Trump fez os comentários numa entrevista gravada para Bill O’Reilly, apresentador da Fox News.
A entrevista toda irá ao ar na rede da Fox antes do Super Bowl no domingo.
O’Reilly perguntou a Trump sobre seus sentimentos com relação a Putin — um assunto que foi discutido frequentemente durante a campanha eleitoral.
“Eu realmente o respeito,” o presidente disse para O’Reilly.
“Olha, eu respeito muitas pessoas, mas isso não significa que me darei bem com elas.”
Quando O’Reilly disse para Trump que Putin era um “assassino” por causa de vários jornalistas e dissidentes mortos na Rússia, Trump não quis ceder.
“Há um monte de assassinos,” Trump disse. “Os EUA têm um monte de assassinos.”
“Olha, você acha que nosso país é inocente?”
Trump disse que crê que relações melhores com a Rússia é um interesse nacional.
“Se a Rússia nos ajudar na luta contra o ISIS, que é uma luta grande, e contra o terrorismo islâmico no mundo inteiro, uma grande luta, isso é uma coisa boa,” Trump disse.
O louvor que Trump deu para Putin e os paralelos que ele pareceu fazer nessa declaração entre o histórico de direitos humanos da Rússia e o histórico de direitos humanos dos Estados Unidos enfureceram os neocons, embora os comentários tenham precedente.
Em dezembro de 2015, Trump fez declarações semelhantes durante uma entrevista no programa Morning Joe da TV MSNBC.
“Ele está governando seu próprio país e pelo menos ele é um líder, diferente do que temos neste país,” Trump disse quando o apresentador Joe Scarborough lhe perguntou sobre o alegado papel de Putin no assassinato de jornalistas.
“Penso que os EUA cometem um monte de assassinatos também, Joe. Há muita estupidez ocorrendo no mundo neste momento, muitas matanças, muita estupidez,” disse Trump.
John Podhoretz, um proeminente comentarista neocon, tuitou no sábado: “Se Obama dissesse isso, [Sean] Hannity and [Laura] Ingraham teriam pedido o impeachment dele.”
“Ei, gente que se considera patriota, escute a esse clipe por favor e expliquem o que é patriótico ou ‘América em primeiro lugar’ nisso. Honestamente, não entendo isso,” tuitou Michael McFaul. 
Bret Stephens do The Wall Street Journal criticou severamente Trump.
“Trump coloca os EUA em pé de igualdade com a Rússia de Putin,” Stephens tuitou.
“Nunca na história um presidente americano difamou seu país assim.”
Glenn Greenwald, jornalista que frequentemente critica a política externa dos EUA, defendeu Trump.
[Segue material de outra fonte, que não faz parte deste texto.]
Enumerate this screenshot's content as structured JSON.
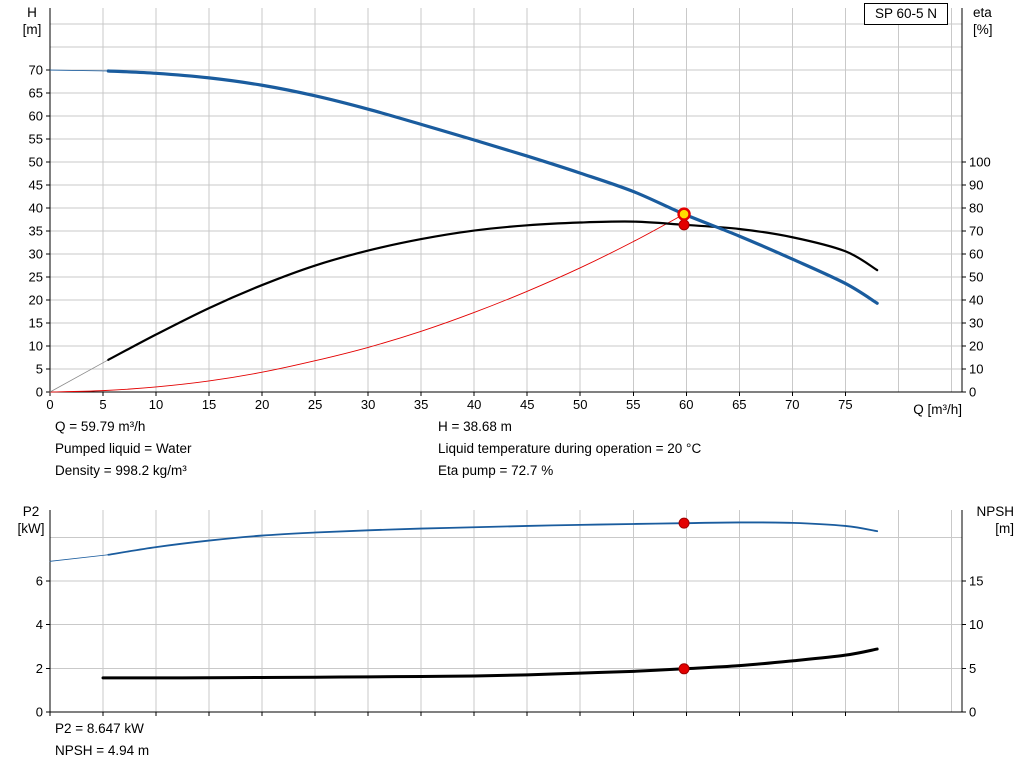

“Trump está agora tentando afirmar que os EUA matam pessoas e que os EUA não são inocentes,” ele tuitou. “Provoca grande polêmica.”
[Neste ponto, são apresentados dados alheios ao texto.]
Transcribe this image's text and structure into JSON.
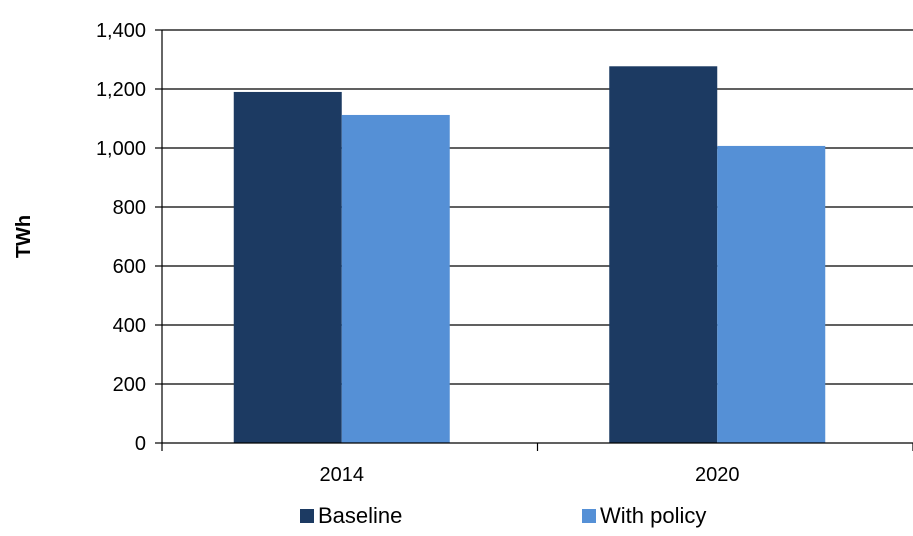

“A declaração [de Trump] é certamente verdadeira, mas as pessoas estariam exigindo impeachment se Obama tivesse dito tal coisa,” tuitou Helena Hamilton. 
No mês passado, o porta-voz de Putin disse que um encontro entre os dois líderes está em processo de acontecer.
Trump e Putin tiveram uma conversa muito antecipada de uma hora em 28 de janeiro, a primeira vez desde que Trump assumiu a presidência na semana passada.
Dmitry Peskov, porta-voz de Putin, elogiou a ligação telefônica como uma “conversa boa e construtiva,” mas descartou sugestões de Trump e Putin chegando a acordos nessa ligação telefônica.
Peskov disse que assessores do governo russo e do governo americano receberam instruções para preparar uma reunião entre os dois líderes e acrescentou que os líderes poderiam alcançar acordos práticos só depois que se encontrarem face a face.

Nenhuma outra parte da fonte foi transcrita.